A new pacemaker the size of a dime has the potential to reduce risks and complications by combining a wireless form factor with a battery-less circuit board.
Pacemakers are one of the most common implantable medical devices, with 2.9 million Americans receiving pacemakers between 1993 and 2009. Yet the life-saving devices also come with significant risks.
Up to 5% of all recipients experience a complication from an implanted pacemaker, with the most common stemming from the wires, or “leads,” connecting the pacemaker to the heart tissue. Leads can get dislodged and cause infection, bleeding, even heart perforation.
Now, a new wireless pacemaker could help eliminate some of the most significant risks from pacemakers. At 16 mm high and 3.8 mm wide, the new pacemaker, developed by researchers at Rice University and the Texas Heart Institute (THI), is compact enough to be inserted directly into the heart.
Unlike other pacemaker designs, the new model does not require an integrated battery, and instead draws power from microwaves emitted by an external battery pack. The battery can be implanted under the skin below a patient’s armpit. A paper describing the design — authored by Aydin Babakhani and Yuxiang Sun of Rice, Brian Greet, David Burkland and Mehdi Razavi of Baylor College and THI, and Mathews John of THI — was presented at the 2017 International Microwave Symposium.
Traditional pacemakers are implanted between a patient’s skin and rib cage, so surgeons can easily access the device to replace batteries as needed. But the electric current that triggers a regular heartbeat must then be transmitted from the battery via leads threaded through blood vessels to each site requiring stimulation in the cardiac tissue. Since some of the most common complications from the pacemaker, including collapsed lung, infection, bleeding, and heart perforation, result from lead dislodgement, more leads creates more opportunity for complication.
With the Rice University design, the battery transmitter is positioned just below the skin and is separated from the pacemaker itself. This means the pacemaker can be implanted directly on the site of stimulation, eliminating the need for leads connecting heart to battery and requiring less invasive surgery for battery replacements.
In addition, because the pacemaker is designed as a compact “capacitor,” multiple devices can be implanted at different sites of the heart that require regulation.
Credit: Tami Tolpa; Source: Mehdi Razavi Texas Heart Institute and Baylor College of Medicine via Scientific American
A 2015 study found that 4 – 5% of all recipients experienced early complications from an implanted pacemaker, while 2.7% experienced later complications, according to the Annals of Translational Medicine.
With pacemakers becoming more common and patient demographics skewing older and sicker, the combination of more implants and potentially frailer recipients have heightened the risks associated with traditional pacemakers.
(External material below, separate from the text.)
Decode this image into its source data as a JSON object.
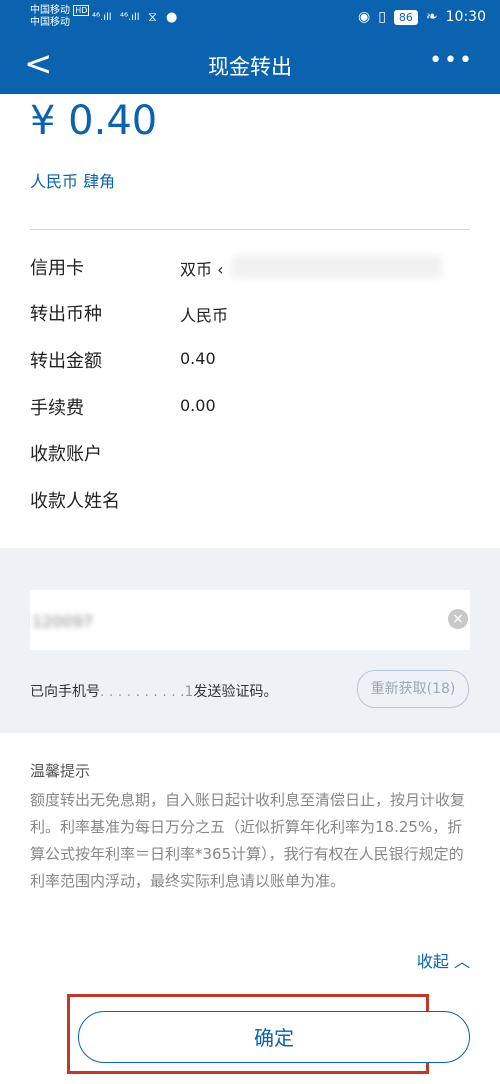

By eliminating the leads entirely, the Rice University pacemaker avoids potentially serious complications without sacrificing functionality.
This is not the first foray into wireless pacemakers. The Food and Drug Administration recently approved a model produced by Medtronic in 2016 that could be implanted inside the right ventricle of the heart. However, Medtronic’s wireless pacemaker combined the battery and circuit board into one unit that must be surgically removed in its entirety for battery replacements. The size of these wireless pacemakers also limits them to a single implantation, making them unavailable to patients who require dual-chamber or biventricular pacing.
By removing the battery from the central pacemaker circuit board, the Rice University device cuts down significantly on the need for invasive procedures for routine battery maintenance, limits signal interruptions during maintenance procedures, and enables pacemakers to be positioned at multiple locations on the heart.
Dr. Mehdi Razavi, director of clinical arrhythmia research and innovation at the Texas Heart Institute and associate professor at Baylor College of Medicine, as well as a collaborator on the project, declared that the new pacemaker represented the “Triple Crown” of arrhythmia treatment: external powering, wireless pacing, and defibrillation “that is not only painless but is actually imperceptible to the patient.”